Perform near real-time analysis

One of the most commons reasons to use recurring big data analytics is to perform processing in near real-time. For example, a big data analytic configured to run every few minutes or hours which processes only the most recent features written and stored in a feature layer.

As another example, consider a real-time analytic configured to receive data from a feed that collects vehicle location updates every 10 seconds. This real-time analytic writes event data to a Feature Layer (new) output and calculates a date field (such as process_timestamp) with the time in which an event was processed using the Arcade Date() function. To complement this real-time analytic, a scheduled recurring big data analytic can be configured that uses the output of the real-time analytic as its data source. In this recurring big data analytic, a Feature Layer source would be configured to ingest the feature layer output created by the real-time analytic.

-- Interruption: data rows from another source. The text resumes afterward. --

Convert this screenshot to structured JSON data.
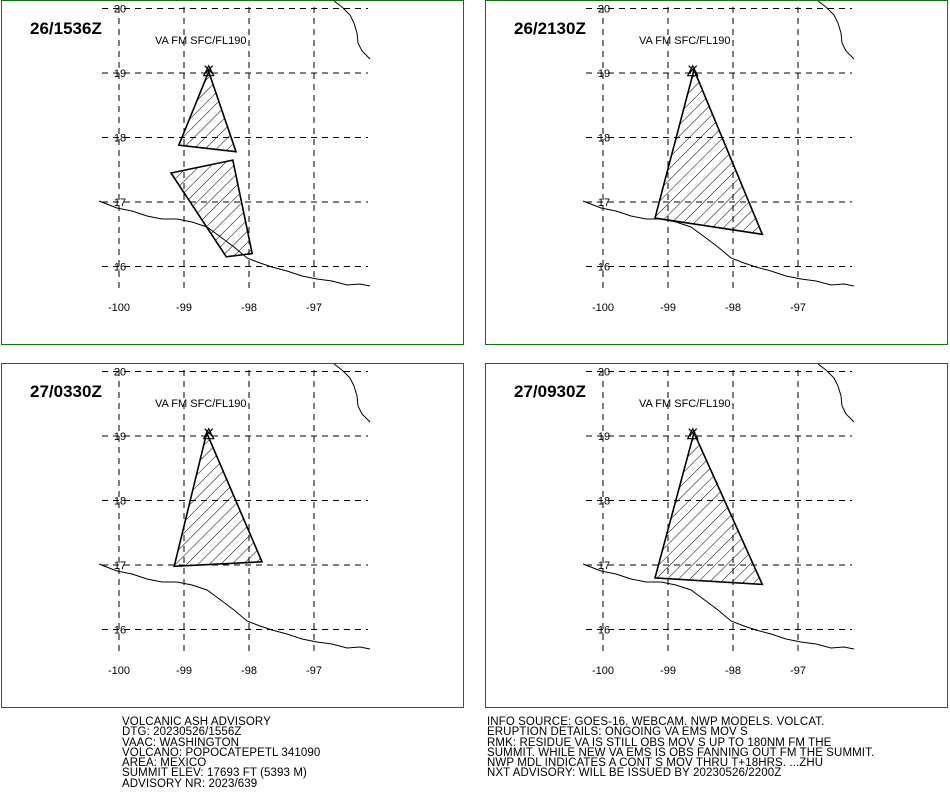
{
  "map": {
    "lon_ticks": [
      "-100",
      "-99",
      "-98",
      "-97"
    ],
    "lat_ticks": [
      "20",
      "19",
      "18",
      "17",
      "16"
    ],
    "volcano_lonlat": [
      -98.62,
      19.02
    ]
  },
  "panels": [
    {
      "time": "26/1536Z",
      "altitude": "VA FM SFC/FL190",
      "ash_areas": [
        [
          [
            -98.62,
            19.02
          ],
          [
            -99.08,
            17.88
          ],
          [
            -98.2,
            17.78
          ]
        ],
        [
          [
            -98.25,
            17.65
          ],
          [
            -99.2,
            17.45
          ],
          [
            -98.35,
            16.15
          ],
          [
            -97.95,
            16.2
          ]
        ]
      ]
    },
    {
      "time": "26/2130Z",
      "altitude": "VA FM SFC/FL190",
      "ash_areas": [
        [
          [
            -98.6,
            19.05
          ],
          [
            -99.2,
            16.75
          ],
          [
            -97.55,
            16.5
          ]
        ]
      ]
    },
    {
      "time": "27/0330Z",
      "altitude": "VA FM SFC/FL190",
      "ash_areas": [
        [
          [
            -98.65,
            19.05
          ],
          [
            -99.15,
            16.98
          ],
          [
            -97.8,
            17.05
          ]
        ]
      ]
    },
    {
      "time": "27/0930Z",
      "altitude": "VA FM SFC/FL190",
      "ash_areas": [
        [
          [
            -98.6,
            19.05
          ],
          [
            -99.2,
            16.8
          ],
          [
            -97.55,
            16.7
          ]
        ]
      ]
    }
  ],
  "advisory_left": [
    "VOLCANIC ASH ADVISORY",
    "DTG: 20230526/1556Z",
    "VAAC: WASHINGTON",
    "VOLCANO: POPOCATEPETL 341090",
    "AREA: MEXICO",
    "SUMMIT ELEV: 17693 FT (5393 M)",
    "ADVISORY NR: 2023/639"
  ],
  "advisory_right": [
    "INFO SOURCE: GOES-16. WEBCAM. NWP MODELS. VOLCAT.",
    "ERUPTION DETAILS: ONGOING VA EMS MOV S",
    "RMK: RESIDUE VA IS STILL OBS MOV S UP TO 180NM FM THE",
    "SUMMIT. WHILE NEW VA EMS IS OBS FANNING OUT FM THE SUMMIT.",
    "NWP MDL INDICATES A CONT S MOV THRU T+18HRS. ...ZHU",
    "NXT ADVISORY: WILL BE ISSUED BY 20230526/2200Z"
  ]
}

When configuring the feature layer source, on the Filter Data tab, a where clause can be specified which leverages a date field of when the observation was processed as well as the global variables of the analytic to only load in the most recent features since the last time the big data analytic was run.

This where clause expression would look like process_timestamp >= $analytic.AnalyticLastScheduledStartTime and process_timestamp < $analytic.AnalyticScheduledStartTime, assuming that the name of the date field created in the real-time analytic was process_timestamp.

Configure feature layer to load a subset of features based off a processed date field and global variables

The big data analytic would be configured to run at the desired repeat interval such as every 5 minutes. Using the global analytics specified above, only the most recent features that had not yet been processed would be analyzed by the big data analytic.